The cookie is also a gifted baker, and this skill, combined with King-Lu’s entrepreneurial determination and pilfered milk, causes a fateful change of situation. Their “oily cakes” – nuggets of fried dough topped with honey and a little cinnamon – become the Cronuts of Fort Tillicum, drawing lines of customers eager to spend hard-won riches on a piece of fried dough. Cakes remind a customer of something their mother was doing. For the main factor, they are a taste of England. They remind the public that luxury can be a necessity, that pleasure is a basic requirement of the species, as necessary as shelter or bread.
And the pleasures of “First Cow” are deep and substantial. Reichardt’s style is direct and restrained, sometimes to the point of austerity, but at its best – in “Old Joy”, “Wendy and Lucy” and in this, perhaps her most beautiful feature so far – she finds a poetic resonance rich in clear, hardly visible images and words. (The rough and pictorial cinematography is by Christopher Blauvelt). And also a vein full of humor. The pomposity of the main postman and his entourage, who speak of Parisian fashion and military discipline, is ridiculous (but also potentially fatal). The occasional sweet feuds that bubble between Cookie and King-Lu have their own charming nonsense, as if Robert Altman is directing an episode of “The Odd Couple” written by Samuel Beckett.
Lee and Magaro are relaxed and attractive performers, and they work in a natural and relaxed counterpoint. King-Lu draws Cookie from his melancholy distrust, while Cookie calms down part of his friend’s agitation. Due to an introductory scene that takes place over several years – an implicit link between this film and “Wendy and Lucy”, starring Alia Shawkat – we suspect that something terrible will happen to them, but this omen points to both the comedy and the tenderness of the time we spend in their company.

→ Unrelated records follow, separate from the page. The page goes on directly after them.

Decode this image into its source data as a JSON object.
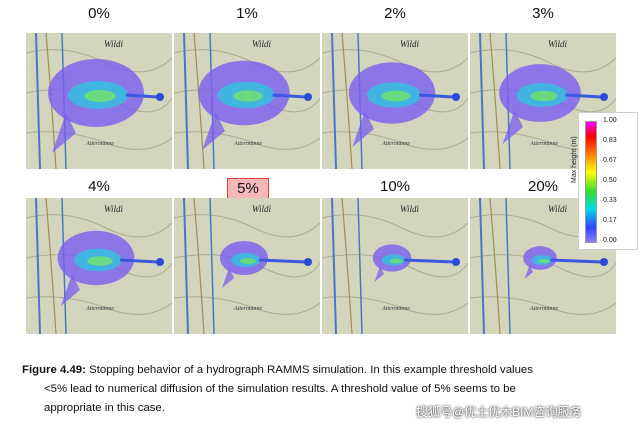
{
  "panels": [
    {
      "label": "0%",
      "highlight": false,
      "spread": 1.0
    },
    {
      "label": "1%",
      "highlight": false,
      "spread": 0.95
    },
    {
      "label": "2%",
      "highlight": false,
      "spread": 0.9
    },
    {
      "label": "3%",
      "highlight": false,
      "spread": 0.85
    },
    {
      "label": "4%",
      "highlight": false,
      "spread": 0.8
    },
    {
      "label": "5%",
      "highlight": true,
      "spread": 0.5
    },
    {
      "label": "10%",
      "highlight": false,
      "spread": 0.4
    },
    {
      "label": "20%",
      "highlight": false,
      "spread": 0.35
    }
  ],
  "map_text": {
    "place": "Wildi",
    "place2": "Attermänne"
  },
  "colorbar": {
    "title": "Max height (m)",
    "ticks": [
      "1.00",
      "0.83",
      "0.67",
      "0.50",
      "0.33",
      "0.17",
      "0.00"
    ]
  },
  "caption": {
    "label": "Figure 4.49:",
    "line1": "Stopping behavior of a hydrograph RAMMS simulation. In this example threshold values",
    "line2": "<5% lead to numerical diffusion of the simulation results.  A threshold value of 5% seems to be",
    "line3": "appropriate in this case."
  },
  "watermark": "搜狐号@优土优木BIM咨询服务"
}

It also crystallizes Reichardt and Raymond’s ideas on history and politics – on how the simplest companies trap people in complex relationships of power and competition. “First Cow” is basically a western: it tackles the questions of civilization, solidarity and barbarism on the American border. And like many great westerns, he criticizes some of the founding myths of the genre with beautiful and strong rigor, including the myth of heroic individualism.
Blake’s quote could be written by one of Walt Whitman’s, who wrote that “whoever walks a long distance without sympathy goes to their own funeral dredge in their shroud”.
First cow
Classified PG-13. Some difficult cases. Duration: 2 hours 1 minute.